Время от времени наезжали какие-то гости — то кто-то из друзей мамы или из знакомых и родственников. Это разнообразило наше существование, хотя довольно сильно осложняло быт.
Дедушка целыми днями лежал, молчал, думал какую-то думу. Как-то я спросил его:
— О чем ты думаешь?
— Я строю воздушные замки, — ответил он.
Потом ему пришлось долго мне объяснять, что «воздушные замки» — это мечты о красивой, беззаботной жизни.
Из-за дедушки со мной произошла ужасная история.
Я уже говорил, что все тогда жили очень скромно, а в войну — впроголодь. Мама с тетей Идой подрабатывали пошивом платьев, и вот то ли в уплату за эту работу, то ли просто в подарок нам принесли коробку шоколадных конфет. Конфеты были огромной редкостью и почти драгоценностью, а потому выдавались нам по строгому счету. И вот однажды я увидел, как дед взял из коробки одну конфетку. Я не придал этому никакого значения. А потом, когда тетки с мамой для каких-то целей принялись эти конфеты пересчитывать и обнаружили недостачу, подозрение немедленно пало на меня — ну а кто еще мог взять?!

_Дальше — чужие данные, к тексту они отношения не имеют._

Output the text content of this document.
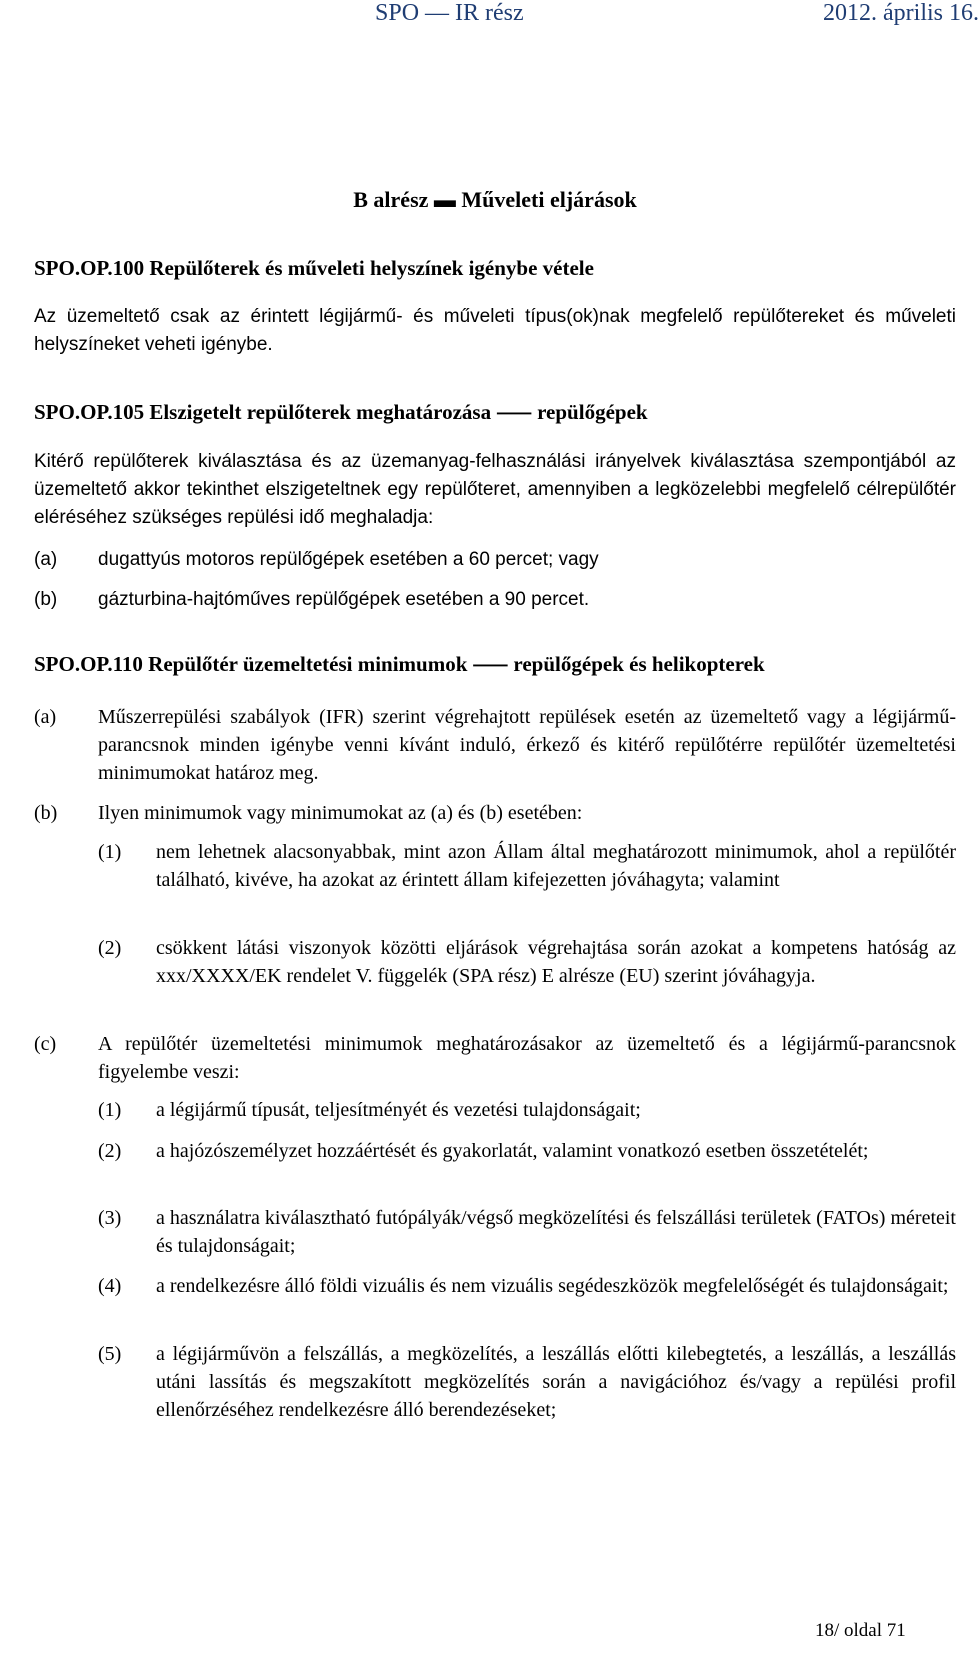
SPO — IR rész	2012. április 16.
B alrész ▬ Műveleti eljárások
SPO.OP.100 Repülőterek és műveleti helyszínek igénybe vétele
Az üzemeltető csak az érintett légijármű- és műveleti típus(ok)nak megfelelő repülőtereket és műveleti helyszíneket veheti igénybe.
SPO.OP.105 Elszigetelt repülőterek meghatározása ⸺ repülőgépek
Kitérő repülőterek kiválasztása és az üzemanyag-felhasználási irányelvek kiválasztása szempontjából az üzemeltető akkor tekinthet elszigeteltnek egy repülőteret, amennyiben a legközelebbi megfelelő célrepülőtér eléréséhez szükséges repülési idő meghaladja:
(a) dugattyús motoros repülőgépek esetében a 60 percet; vagy
(b) gázturbina-hajtóműves repülőgépek esetében a 90 percet.
SPO.OP.110 Repülőtér üzemeltetési minimumok ⸺ repülőgépek és helikopterek
(a) Műszerrepülési szabályok (IFR) szerint végrehajtott repülések esetén az üzemeltető vagy a légijármű-parancsnok minden igénybe venni kívánt induló, érkező és kitérő repülőtérre repülőtér üzemeltetési minimumokat határoz meg.
(b) Ilyen minimumok vagy minimumokat az (a) és (b) esetében:
(1) nem lehetnek alacsonyabbak, mint azon Állam által meghatározott minimumok, ahol a repülőtér található, kivéve, ha azokat az érintett állam kifejezetten jóváhagyta; valamint
(2) csökkent látási viszonyok közötti eljárások végrehajtása során azokat a kompetens hatóság az xxx/XXXX/EK rendelet V. függelék (SPA rész) E alrésze (EU) szerint jóváhagyja.
(c) A repülőtér üzemeltetési minimumok meghatározásakor az üzemeltető és a légijármű-parancsnok figyelembe veszi:
(1) a légijármű típusát, teljesítményét és vezetési tulajdonságait;
(2) a hajózószemélyzet hozzáértését és gyakorlatát, valamint vonatkozó esetben összetételét;
(3) a használatra kiválasztható futópályák/végső megközelítési és felszállási területek (FATOs) méreteit és tulajdonságait;
(4) a rendelkezésre álló földi vizuális és nem vizuális segédeszközök megfelelőségét és tulajdonságait;
(5) a légijárművön a felszállás, a megközelítés, a leszállás előtti kilebegtetés, a leszállás, a leszállás utáni lassítás és megszakított megközelítés során a navigációhoz és/vagy a repülési profil ellenőrzéséhez rendelkezésre álló berendezéseket;
18/ oldal 71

Это было обидно: я был сорванцом, но не воришкой. Был жуткий скандал — не потому, что я взял, а потому, что не признавался. В то, что это был не я, никто не верил, и эта обида осталась во мне на всю жизнь. Конечно, не на дедушку, который непонятно почему не признался — ведь ему бы ничего за это не было! Не на теток, которые меня искренне считали виноватым. И тем более не на маму. Обида осталась на сам факт недоверия и невозможность доказать свою правоту.
Мои отношения с дедом или с мамой не изменились — нет. Но во мне окрепло какое-то особое чувство — наверное, своего рода обостренное чувство справедливости: я преисполнился убеждением, что нельзя, ну никак нельзя наказывать человека только по подозрению, не убедившись в его вине!